22. 30/3/2011 tarihli ve 6216 sayılı Anayasa Mahkemesinin Kuruluşu ve Yargılama Usulleri Hakkında Kanun’un 48. maddesinin (5) numaralı fıkrası şöyledir:

“Kabul edilebilirlik şartları ve incelemesinin usul ve esasları ile ilgili diğer hususlar İçtüzükle düzenlenir.”

23. Anayasa Mahkemesi İçtüzüğü'nün (İçtüzük) 80. maddesi şöyledir:

“(1) Bölümler ya da komisyonlarca yargılamanın her aşamasında aşağıdaki hallerde düşme kararı verilebilir:

ç) Bölümler ya da Komisyonlarca saptanan herhangi bir başka gerekçeden ötürü, başvurunun incelenmesinin sürdürülmesini haklı kılan bir neden görülmemesi.

(2) Bölümler ya da Komisyonlar; yukarıdaki fıkrada belirtilen nitelikteki bir başvuruyu, Anayasanın uygulanması ve yorumlanması veya temel hakların kapsamının ve sınırlarının belirlenmesi ya da insan haklarına saygının gerekli kıldığı hâllerde incelemeye devam edebilir.”

24. Başvurucu, Zonguldak 2. İş Mahkemesinin 24/7/2013 tarihli kararının SGK tarafından uygulanmaması nedeniyle anayasal haklarının ihlal edildiğinden şikâyet etmiştir. Başvurucu 19/1/2015 tarihli dilekçesinde, Mahkeme kararının Yargıtay tarafından onanarak kesinleşmesinin ardından gereğinin 27/10/2014 tarihindeyerine getirildiğini belirtmiştir.

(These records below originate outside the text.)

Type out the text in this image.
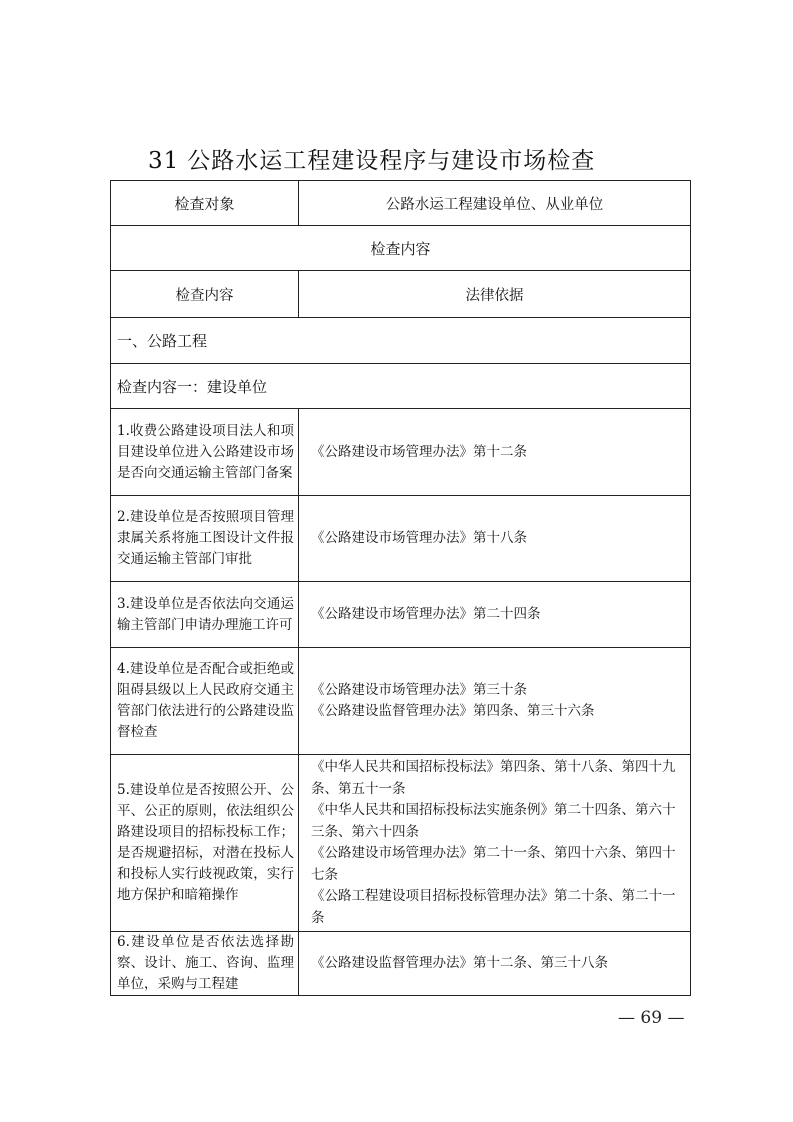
31 公路水运工程建设程序与建设市场检查
检查对象	公路水运工程建设单位、从业单位
检查内容	
检查内容	法律依据
一、公路工程	
检查内容一：建设单位	
1.收费公路建设项目法人和项目建设单位进入公路建设市场是否向交通运输主管部门备案	《公路建设市场管理办法》第十二条

2.建设单位是否按照项目管理隶属关系将施工图设计文件报交通运输主管部门审批	《公路建设市场管理办法》第十八条

3.建设单位是否依法向交通运输主管部门申请办理施工许可	《公路建设市场管理办法》第二十四条

4.建设单位是否配合或拒绝或阻碍县级以上人民政府交通主管部门依法进行的公路建设监督检查	《公路建设市场管理办法》第三十条
《公路建设监督管理办法》第四条、第三十六条

5.建设单位是否按照公开、公平、公正的原则，依法组织公路建设项目的招标投标工作；是否规避招标，对潜在投标人和投标人实行歧视政策，实行地方保护和暗箱操作	《中华人民共和国招标投标法》第四条、第十八条、第四十九条、第五十一条
《中华人民共和国招标投标法实施条例》第二十四条、第六十三条、第六十四条
《公路建设市场管理办法》第二十一条、第四十六条、第四十七条
《公路工程建设项目招标投标管理办法》第二十条、第二十一条

6.建设单位是否依法选择勘察、设计、施工、咨询、监理单位，采购与工程建	《公路建设监督管理办法》第十二条、第三十八条
— 69 —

25. Bireysel başvuru incelemesi devam ederken SGK'nın temyizi üzerine kararın Yargıtay 10. Hukuk Dairesinin 10/6/2014 tarihli ilamı ile onandığı, hükmün bu şekilde kesinleştiği, 27/10/2014 tarihinde SGK tarafından başvurucuya malullük aylığının bağlandığı anlaşılmıştır.

26. Başvurucunun temel şikâyetinin Mahkeme kararının yerine getirilmemesi olduğu, bireysel başvuruya konu Zonguldak 2. İş Mahkemesinin 24/7/2013 tarihli kararının bireysel başvuru incelemesi devam ederken kararın kesinleşmesinin ardından makul sürede SGK tarafından uygulandığı ve bu karara istinaden başvurucuya malullükten doğan haklarının iade edildiği gözönüne alındığında başvurunun incelenmesinin sürdürülmesini haklı kılan bir neden kalmadığı anlaşılmıştır.

27. Öte yandan İçtüzük'ün 80. maddesinin (2) numaralı fıkrasında öngörülen başvurunun incelenmesinin devamında Anayasa'nın uygulanması veya temel hakların kapsamının ve sınırlarının belirlenmesi ya da insan haklarına saygının gerekli kıldığı herhangi bir durumun da söz konusu olmadığı sonucuna ulaşılmıştır.

28. Açıklanan nedenlerle başvurunun incelenmesinin sürdürülmesini haklı kılan bir nedenin kalmadığı anlaşıldığından İçtüzük’ün 80. maddesinin (1) numaralı fıkrasının (ç) bendi gereğince başvurunun düşmesine karar verilmesi gerekir.

V. HÜKÜM

Açıklanan gerekçelerle;

A. Başvurunun incelenmesinin sürdürülmesini haklı kılan bir neden görülmemesi nedeniyle DÜŞMESİNE,

B. Yargılama giderlerinin başvurucu üzerinde BIRAKILMASINA 26/10/2016 tarihinde OYBİRLİĞİYLE karar verildi.